MLB.com beat writer Jason Beck answered more reader questions in a mailbag column yesterday. He spends the most time on why Andrew Miller was sent to Lakeland and he fields the question nicely. I thought he’d start the season at Erie but his explanation for his Lakeland start is the best I’ve seen.
He also touches on where the Tigers offense is relative to the rest of the league this spring and he also fields a question from a guy from my hometown (Southgate) about whether Ivan Rodriguez retires if the Tigers win it all.
The Pirates are taking it to Justin Verlander. It’s 3-0 in the third inning.

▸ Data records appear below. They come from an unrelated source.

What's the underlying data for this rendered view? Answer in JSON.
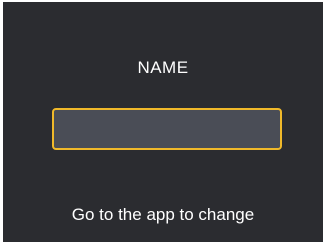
{
  "screen": {
    "title": "NAME",
    "name_field": {
      "value": "",
      "placeholder": ""
    },
    "hint": "Go to the app to change"
  },
  "colors": {
    "background": "#2b2c30",
    "field_fill": "#4a4d56",
    "field_border": "#f0b92a",
    "text": "#ffffff"
  }
}
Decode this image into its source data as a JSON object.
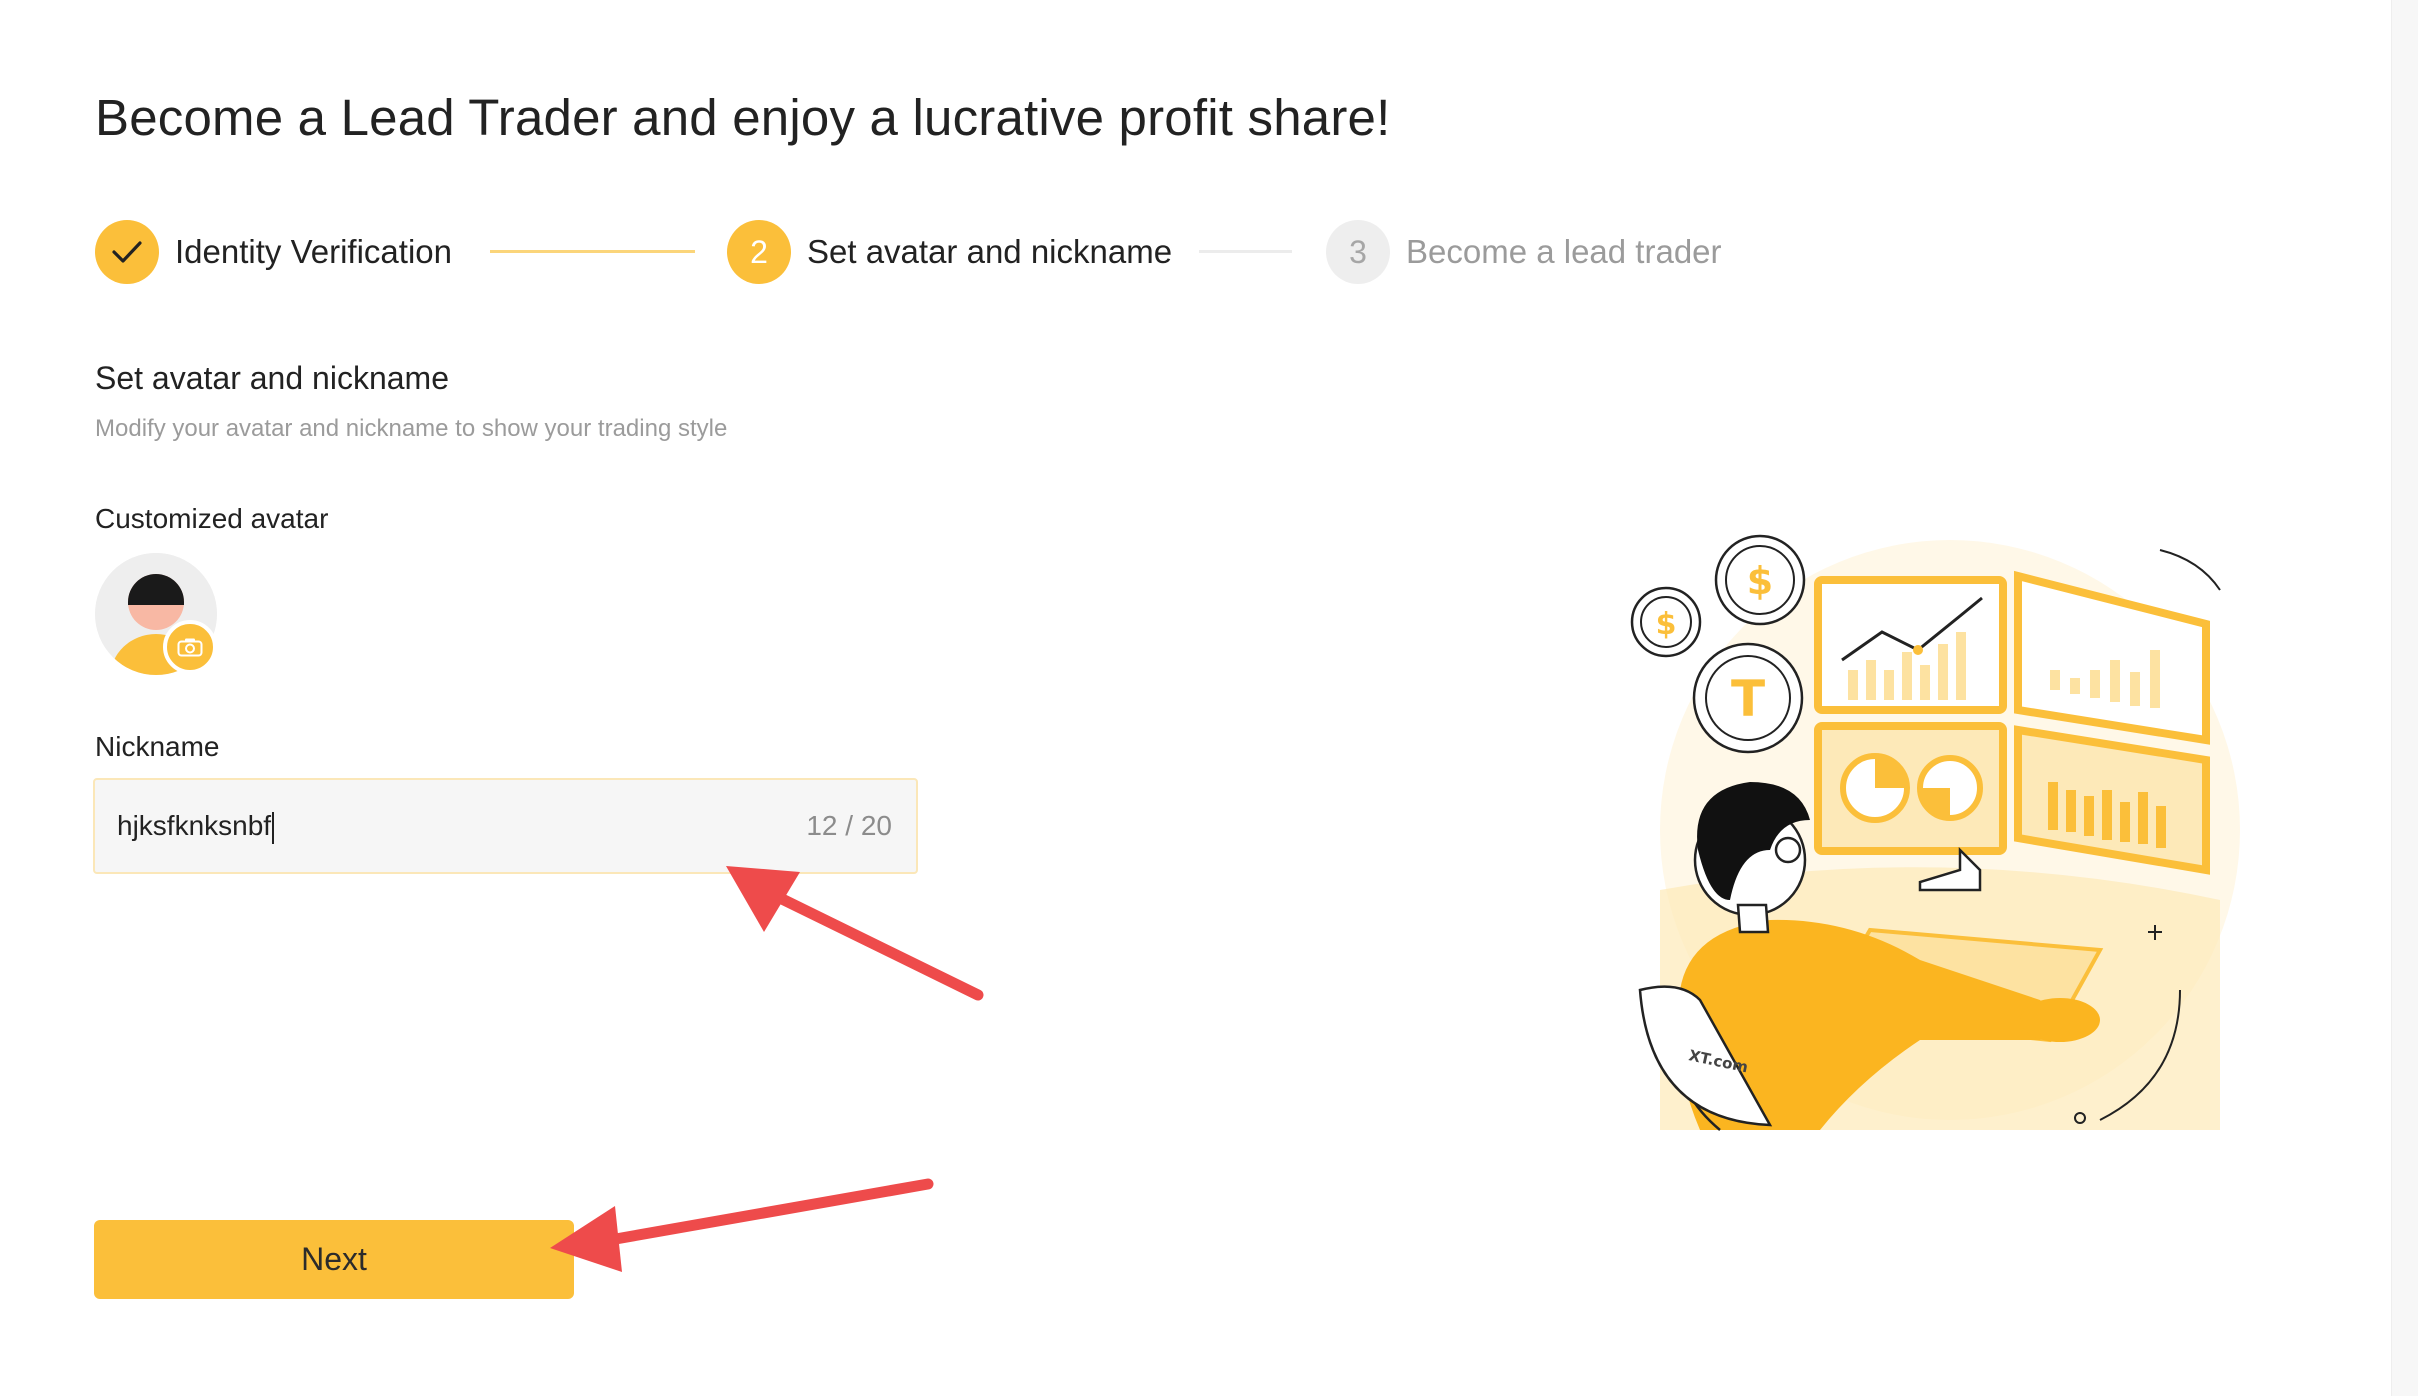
{
  "page": {
    "title": "Become a Lead Trader and enjoy a lucrative profit share!"
  },
  "stepper": {
    "steps": [
      {
        "number": "",
        "label": "Identity Verification",
        "state": "done"
      },
      {
        "number": "2",
        "label": "Set avatar and nickname",
        "state": "active"
      },
      {
        "number": "3",
        "label": "Become a lead trader",
        "state": "pending"
      }
    ]
  },
  "form": {
    "section_title": "Set avatar and nickname",
    "section_subtitle": "Modify your avatar and nickname to show your trading style",
    "avatar_label": "Customized avatar",
    "nickname_label": "Nickname",
    "nickname_value": "hjksfknksnbf",
    "nickname_count": "12 / 20",
    "next_label": "Next"
  },
  "illustration": {
    "brand": "XT.com"
  },
  "colors": {
    "accent": "#fbbf3a",
    "annotation_arrow": "#ee4b4b"
  }
}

This really bummed me out when I read about it, but it looks like Edward Campusano’s run for a spot in the Tigers pen might have been derailed when his elbow started bothering him. There was an MRI yesterday, but there still hasn’t been a diagnosis so it’s probably a wait and see. I’m pretty sure if he goes on the DL, we can still hold onto him under the Rule Five rules (I remember something similar happening with Chris Shelton) so he migth still have a future with the team even if it is pretty serious. Hopefully it’s not and he’s back on the mound soon.

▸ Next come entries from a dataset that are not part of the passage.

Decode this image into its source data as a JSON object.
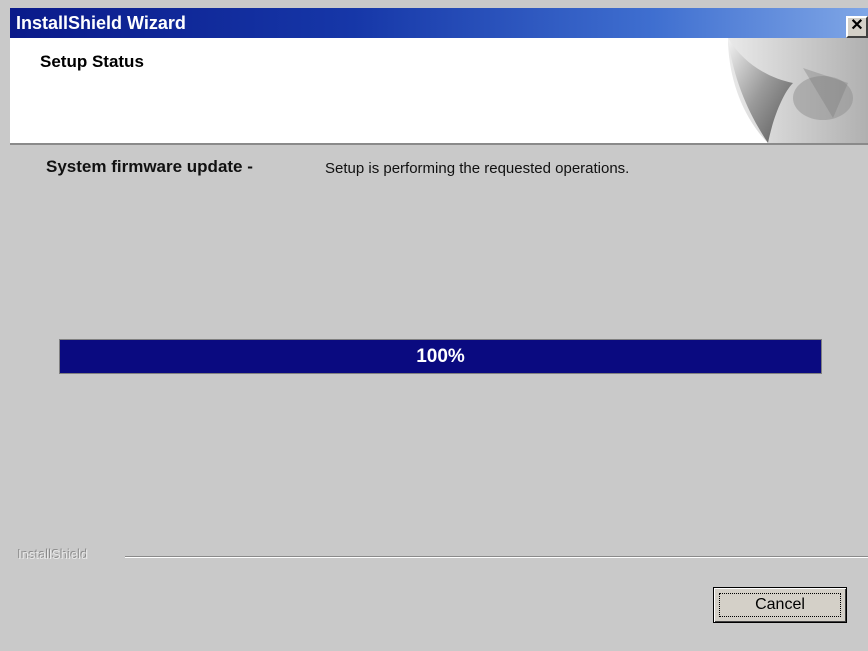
{
  "window": {
    "title": "InstallShield Wizard",
    "close_glyph": "✕",
    "titlebar_color": "#0a1a8a"
  },
  "header": {
    "heading": "Setup Status",
    "graphic_icon": "page-curl-graphic"
  },
  "body": {
    "task_label": "System firmware update -",
    "status_text": "Setup is performing the requested operations.",
    "progress": {
      "value": 1.0,
      "label": "100%",
      "fill_color": "#0a0a80"
    }
  },
  "footer": {
    "brand": "InstallShield",
    "cancel_label": "Cancel"
  }
}
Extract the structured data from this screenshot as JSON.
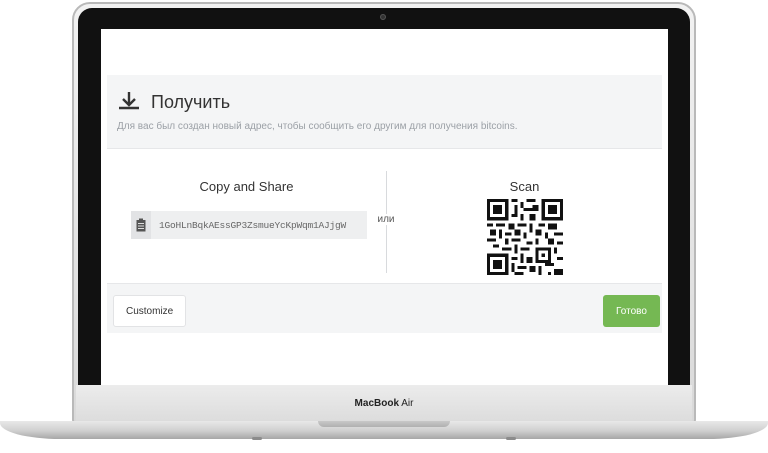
{
  "dialog": {
    "title": "Получить",
    "subtitle": "Для вас был создан новый адрес, чтобы сообщить его другим для получения bitcoins.",
    "copy_title": "Copy and Share",
    "address": "1GoHLnBqkAEssGP3ZsmueYcKpWqm1AJjgW",
    "or_label": "или",
    "scan_title": "Scan",
    "customize_label": "Customize",
    "done_label": "Готово"
  },
  "laptop": {
    "brand_bold": "MacBook",
    "brand_light": " Air"
  },
  "colors": {
    "accent_green": "#75b853",
    "text_dark": "#333333",
    "text_muted": "#9ba0a6"
  },
  "icons": {
    "title_icon": "download-icon",
    "address_icon": "clipboard-icon"
  }
}
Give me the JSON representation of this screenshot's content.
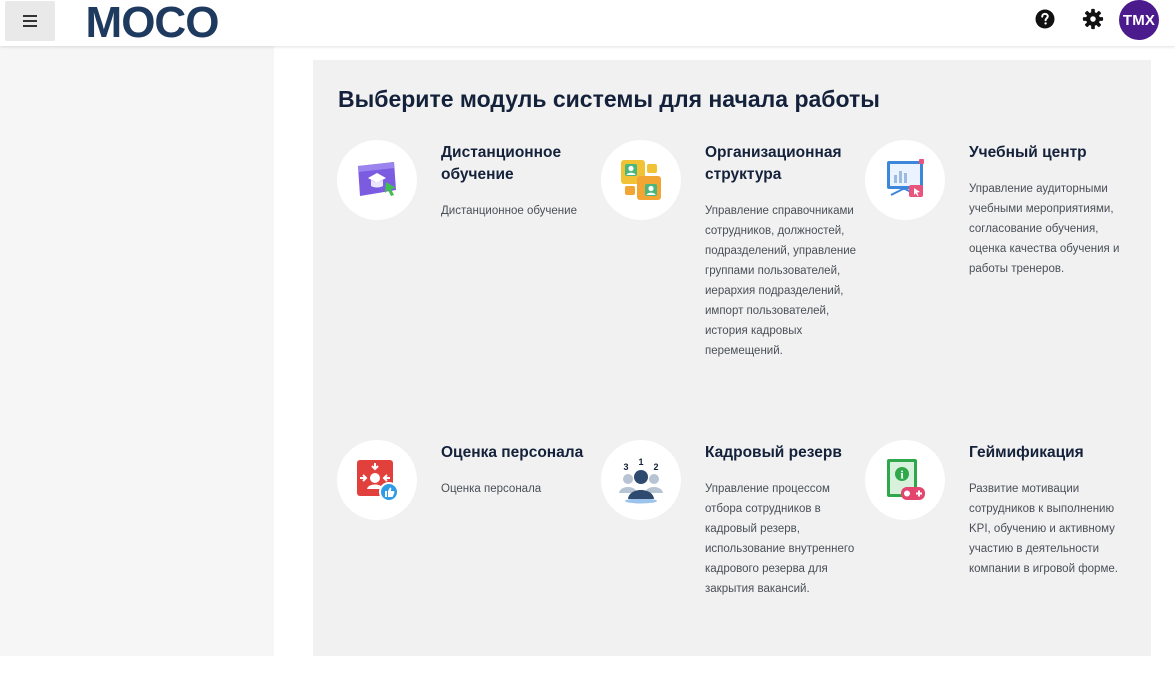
{
  "header": {
    "logo_text": "MOCO",
    "avatar_initials": "TMX",
    "brand_color": "#1f3a5f",
    "avatar_color": "#4b1a8c"
  },
  "main": {
    "title": "Выберите модуль системы для начала работы",
    "modules": [
      {
        "title": "Дистанционное обучение",
        "description": "Дистанционное обучение",
        "icon": "remote-learning-icon"
      },
      {
        "title": "Организационная структура",
        "description": "Управление справочниками сотрудников, должностей, подразделений, управление группами пользователей, иерархия подразделений, импорт пользователей, история кадровых перемещений.",
        "icon": "org-structure-icon"
      },
      {
        "title": "Учебный центр",
        "description": "Управление аудиторными учебными мероприятиями, согласование обучения, оценка качества обучения и работы тренеров.",
        "icon": "training-center-icon"
      },
      {
        "title": "Оценка персонала",
        "description": "Оценка персонала",
        "icon": "staff-assessment-icon"
      },
      {
        "title": "Кадровый резерв",
        "description": "Управление процессом отбора сотрудников в кадровый резерв, использование внутреннего кадрового резерва для закрытия вакансий.",
        "icon": "talent-pool-icon"
      },
      {
        "title": "Геймификация",
        "description": "Развитие мотивации сотрудников к выполнению KPI, обучению и активному участию в деятельности компании в игровой форме.",
        "icon": "gamification-icon"
      }
    ]
  }
}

The Tigers have been pretty careful with Craig Monroe this spring. He’s played in a lot of the Tigers spring games but he’s also had his share of time as the designated hitter. Now Rick Wilton from the Baseball Injury Report sheds some light on Craig Monroe’s injured knee. It appears to be something he can play through, but it’s also something that will bother him all season and limit his production. While I’m sure the Tigers are entertaining offers for Marcus Thames, you wonder whether the Tigers might want to hang onto as insurance in the even Monroe misses a significant amount of time. Then again, with the Tigers depth of outfielders, they could always just call up someone like Brent Clevlen.
The Tigers won again and they did it behind a solid game by Gary Sheffield. The left fielder hit a solo homerun and he also walked twice and scored twice. Sean Casey was two for two with a run and an RBI while Timo Perez was two for four with a run.
On the pitching side, Kenny Rogers gave up two runs on three hits and two walks with a strikeout in five innings. Joel Zumaya pitched two more shutout frames while Todd Jones was his old self. He didn’t give up any runs, but he gave up two hits.
Tomorrow, Justin Verlander throws for the Tigers against the Pirates. Game time is 1:05.